= Linda Macaulay =

English professor

Linda Ann Macaulay is the Emeritus Professor of System Design at the University of Manchester, specialising in Human–computer interaction, Requirements engineering and Service science, management and engineering.

==Education ==
Linda Macaulay obtained a Bachelor of Science degree in Mathematics at the University of Sheffield in 1972, and a Research master's degree in Computational Science from the University of St Andrews in 1976. She later obtained her Doctor of Philosophy in Computation from the University of Manchester, becoming a Fellow of the British Computer Society.

== Research ==

=== Human Computer Interaction ===
Professor Macaulay's 1995 book Human Computer Interaction for Software Designers, served presents a number of techniques for use by System Designers to help them take account of user needs within the design process.
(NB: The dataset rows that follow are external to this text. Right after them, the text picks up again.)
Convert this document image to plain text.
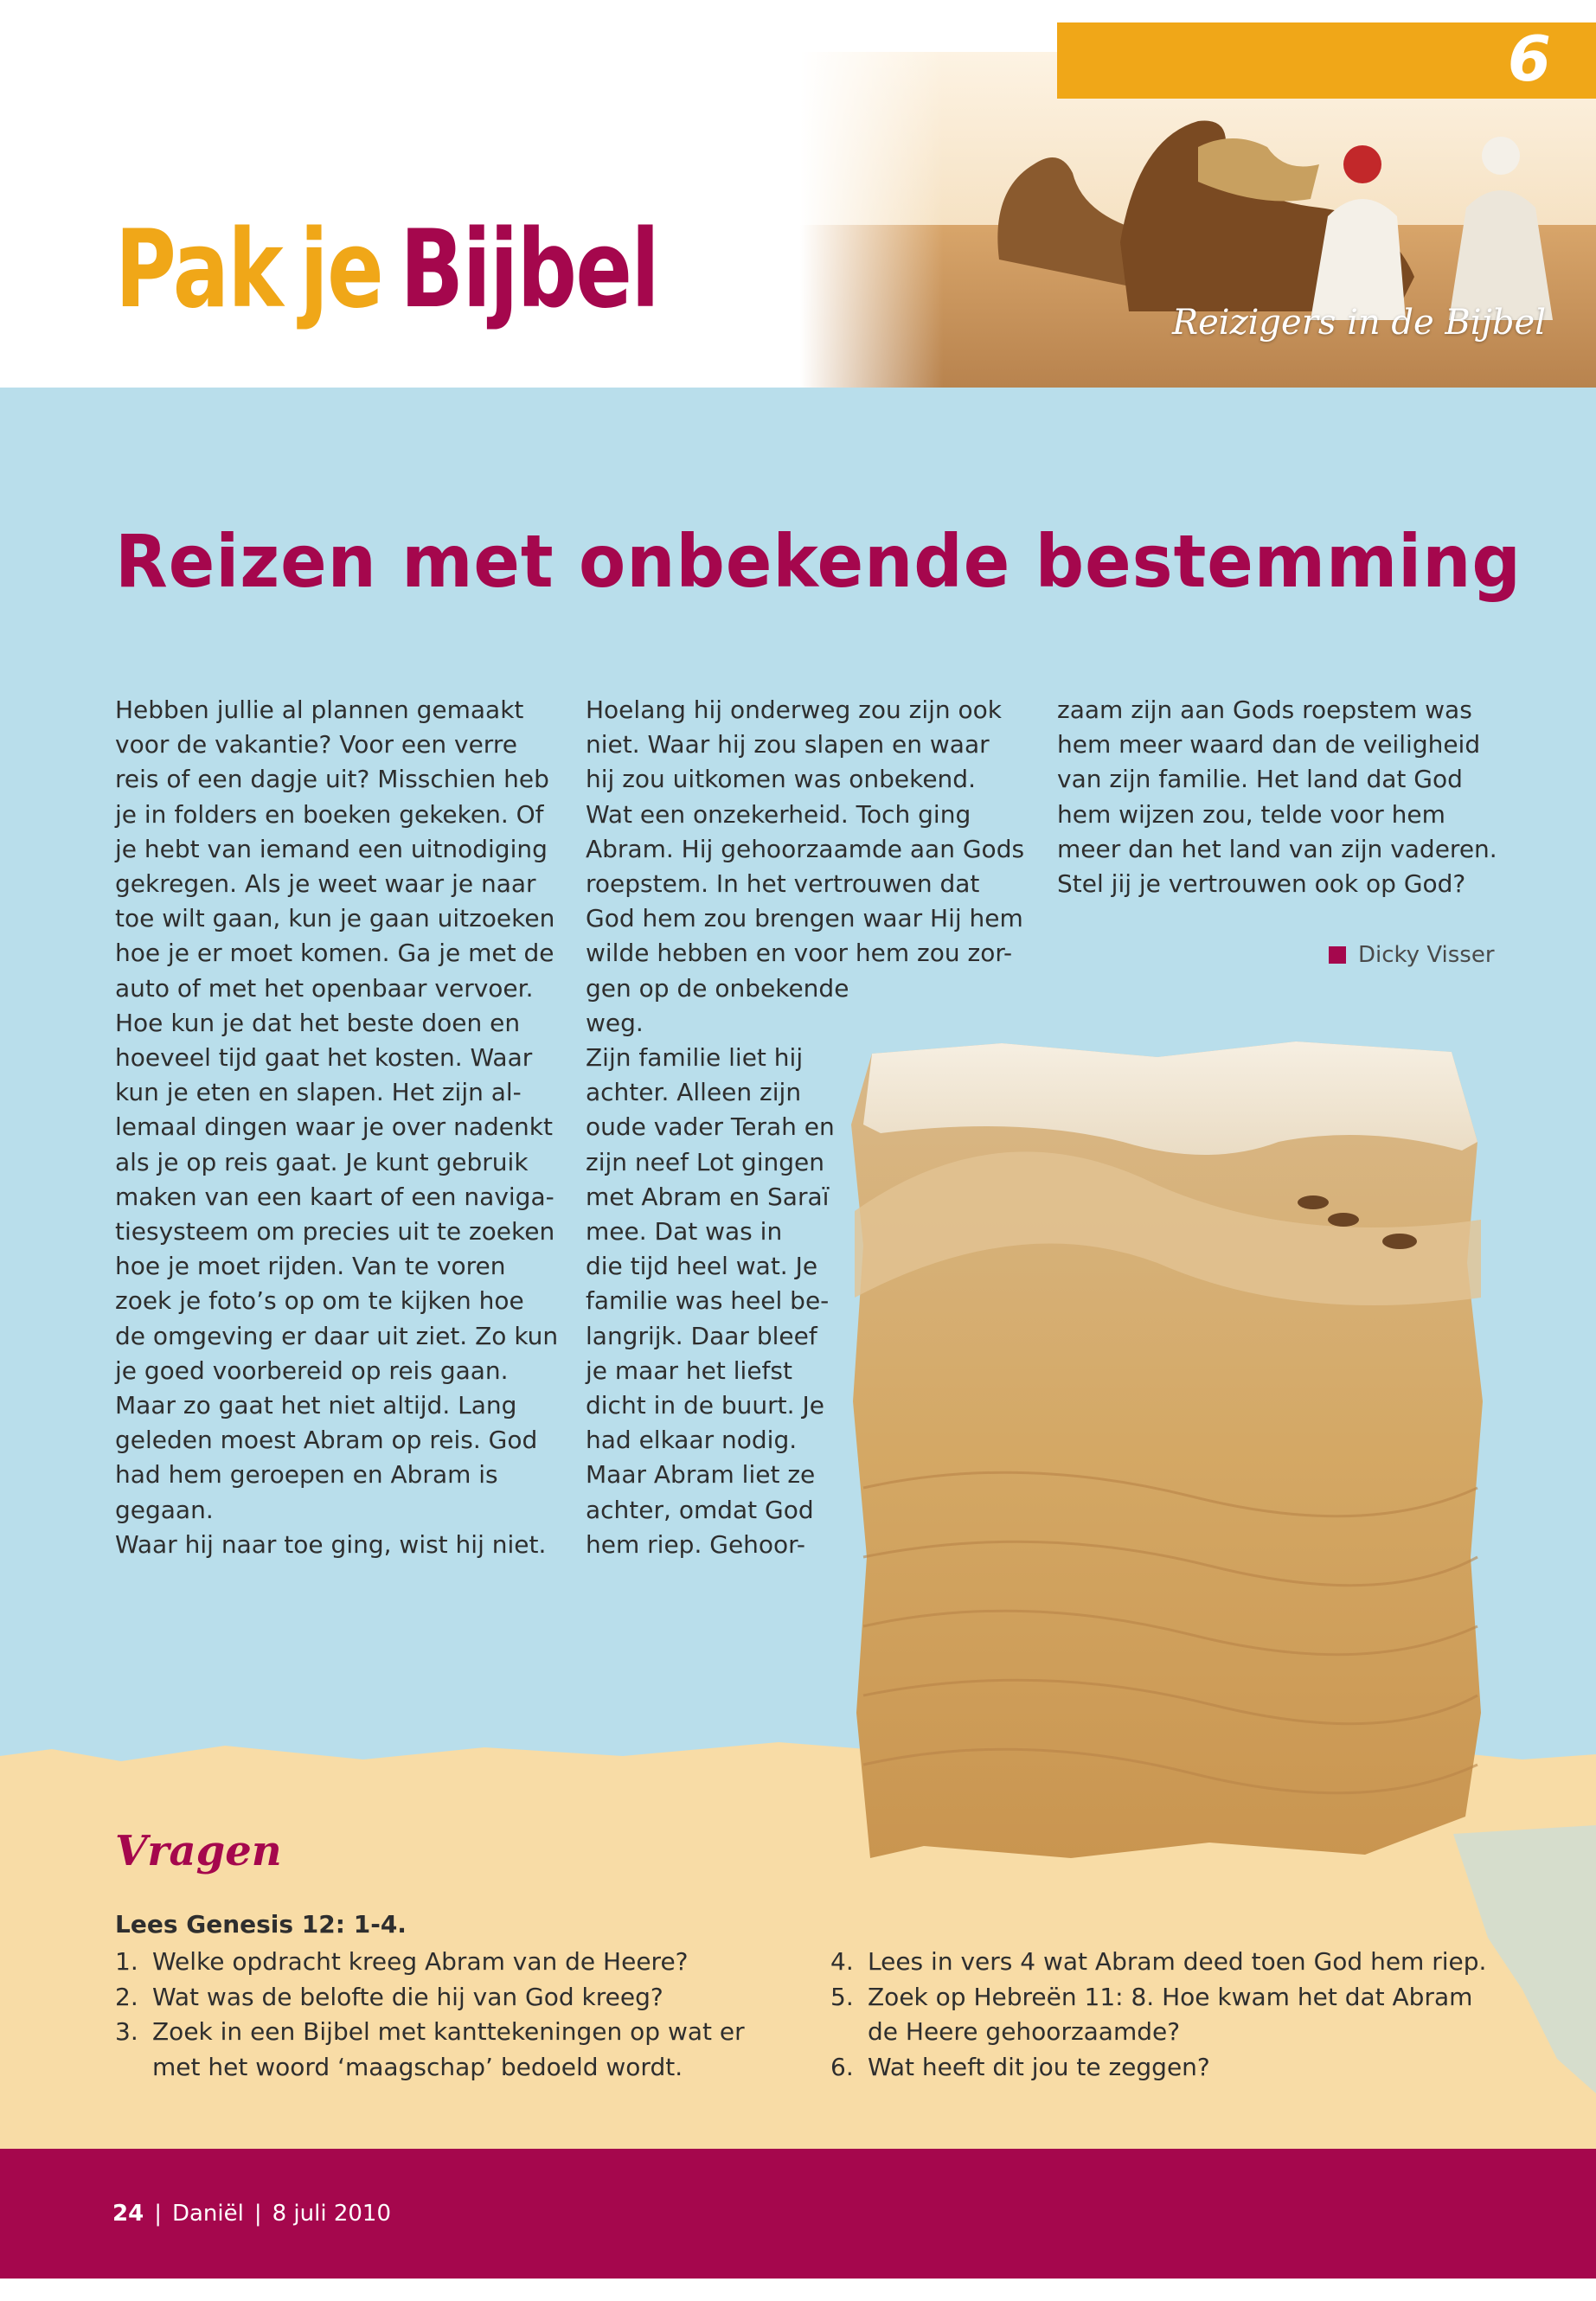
6
Reizigers in de Bijbel
Pak je Bijbel
Reizen met onbekende bestemming
Hebben jullie al plannen gemaakt
voor de vakantie? Voor een verre
reis of een dagje uit? Misschien heb
je in folders en boeken gekeken. Of
je hebt van iemand een uitnodiging
gekregen. Als je weet waar je naar
toe wilt gaan, kun je gaan uitzoeken
hoe je er moet komen. Ga je met de
auto of met het openbaar vervoer.
Hoe kun je dat het beste doen en
hoeveel tijd gaat het kosten. Waar
kun je eten en slapen. Het zijn al-
lemaal dingen waar je over nadenkt
als je op reis gaat. Je kunt gebruik
maken van een kaart of een naviga-
tiesysteem om precies uit te zoeken
hoe je moet rijden. Van te voren
zoek je foto’s op om te kijken hoe
de omgeving er daar uit ziet. Zo kun
je goed voorbereid op reis gaan.
Maar zo gaat het niet altijd. Lang
geleden moest Abram op reis. God
had hem geroepen en Abram is
gegaan.
Waar hij naar toe ging, wist hij niet.
Hoelang hij onderweg zou zijn ook
niet. Waar hij zou slapen en waar
hij zou uitkomen was onbekend.
Wat een onzekerheid. Toch ging
Abram. Hij gehoorzaamde aan Gods
roepstem. In het vertrouwen dat
God hem zou brengen waar Hij hem
wilde hebben en voor hem zou zor-
gen op de onbekende
weg.
Zijn familie liet hij
achter. Alleen zijn
oude vader Terah en
zijn neef Lot gingen
met Abram en Saraï
mee. Dat was in
die tijd heel wat. Je
familie was heel be-
langrijk. Daar bleef
je maar het liefst
dicht in de buurt. Je
had elkaar nodig.
Maar Abram liet ze
achter, omdat God
hem riep. Gehoor-
zaam zijn aan Gods roepstem was
hem meer waard dan de veiligheid
van zijn familie. Het land dat God
hem wijzen zou, telde voor hem
meer dan het land van zijn vaderen.
Stel jij je vertrouwen ook op God?
Dicky Visser
Vragen
Lees Genesis 12: 1-4.
1. Welke opdracht kreeg Abram van de Heere?
2. Wat was de belofte die hij van God kreeg?
3. Zoek in een Bijbel met kanttekeningen op wat er met het woord ‘maagschap’ bedoeld wordt.
4. Lees in vers 4 wat Abram deed toen God hem riep.
5. Zoek op Hebreën 11: 8. Hoe kwam het dat Abram de Heere gehoorzaamde?
6. Wat heeft dit jou te zeggen?
24 | Daniël | 8 juli 2010
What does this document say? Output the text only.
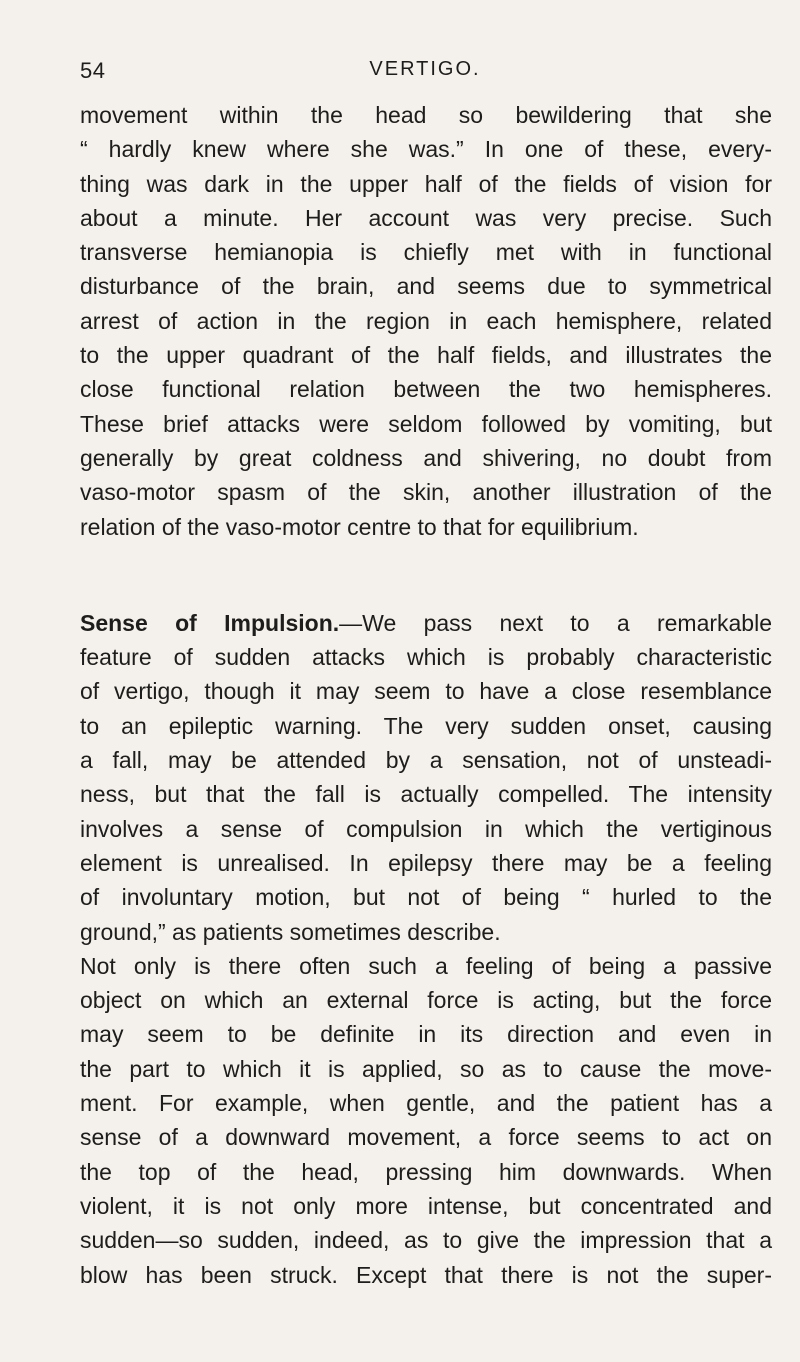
54	VERTIGO.
movement within the head so bewildering that she
“ hardly knew where she was.” In one of these, every-
thing was dark in the upper half of the fields of vision for
about a minute. Her account was very precise. Such
transverse hemianopia is chiefly met with in functional
disturbance of the brain, and seems due to symmetrical
arrest of action in the region in each hemisphere, related
to the upper quadrant of the half fields, and illustrates the
close functional relation between the two hemispheres.
These brief attacks were seldom followed by vomiting, but
generally by great coldness and shivering, no doubt from
vaso-motor spasm of the skin, another illustration of the
relation of the vaso-motor centre to that for equilibrium.
Sense of Impulsion.—We pass next to a remarkable
feature of sudden attacks which is probably characteristic
of vertigo, though it may seem to have a close resemblance
to an epileptic warning. The very sudden onset, causing
a fall, may be attended by a sensation, not of unsteadi-
ness, but that the fall is actually compelled. The intensity
involves a sense of compulsion in which the vertiginous
element is unrealised. In epilepsy there may be a feeling
of involuntary motion, but not of being “ hurled to the
ground,” as patients sometimes describe.
Not only is there often such a feeling of being a passive
object on which an external force is acting, but the force
may seem to be definite in its direction and even in
the part to which it is applied, so as to cause the move-
ment. For example, when gentle, and the patient has a
sense of a downward movement, a force seems to act on
the top of the head, pressing him downwards. When
violent, it is not only more intense, but concentrated and
sudden—so sudden, indeed, as to give the impression that a
blow has been struck. Except that there is not the super-
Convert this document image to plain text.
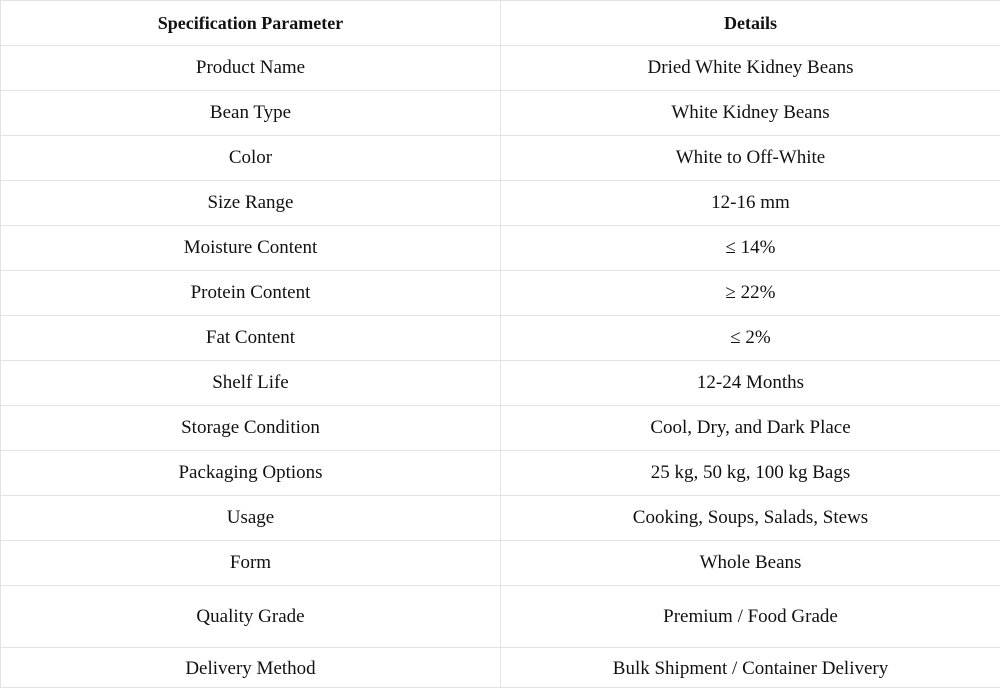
Specification Parameter	Details
Product Name	Dried White Kidney Beans
Bean Type	White Kidney Beans
Color	White to Off-White
Size Range	12-16 mm
Moisture Content	≤ 14%
Protein Content	≥ 22%
Fat Content	≤ 2%
Shelf Life	12-24 Months
Storage Condition	Cool, Dry, and Dark Place
Packaging Options	25 kg, 50 kg, 100 kg Bags
Usage	Cooking, Soups, Salads, Stews
Form	Whole Beans
Quality Grade	Premium / Food Grade
Delivery Method	Bulk Shipment / Container Delivery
The Engineering and Physical Sciences Research Council recognised her HCI research through the award "Human Factors in the Design of Electronic Service Delivery Systems for use in Complex Environments".

=== Requirements Engineering ===
Her book on requirements engineering focussed on techniques for involving users in the early stages of requirements in the software design process led to an EPSRC award for "Co-operative Requirements Capture", and a number of articles including USTM: A New Approach to Requirements Specification, Requirements as a Co-operative Activity, A Seven Layer Model of the Role of the Facilitator in Requirements Engineering. She won the Economic and Social Research Council award for "Human Issues in Security and Privacy in e-Commerce".

=== Service System Design===
Macaulay's contributed to one of the earliest publications recognising the need for more flexible software, known as "software as a service", and to be co-investigator in the Interdisciplinary Software Engineering Network. She later founded the EPSRC UK network in Service Science, to develop and promote UK capability in service sciences. Her book Case Studies in Service Innovation presents a study of how service innovation occurs in practice.

== Career ==
In 1999 Linda was the first female Professor to be appointed to the Department of Computation at the University of Manchester Institute of Science and Technology. She is now at Manchester Business School.

==Awards==
- IBM Faculty Award for research in service science

==Personal life==
Professor Macaulay is married to Patrick Macaulay, they have three children Jon-Sebastian, Theresa and Christine.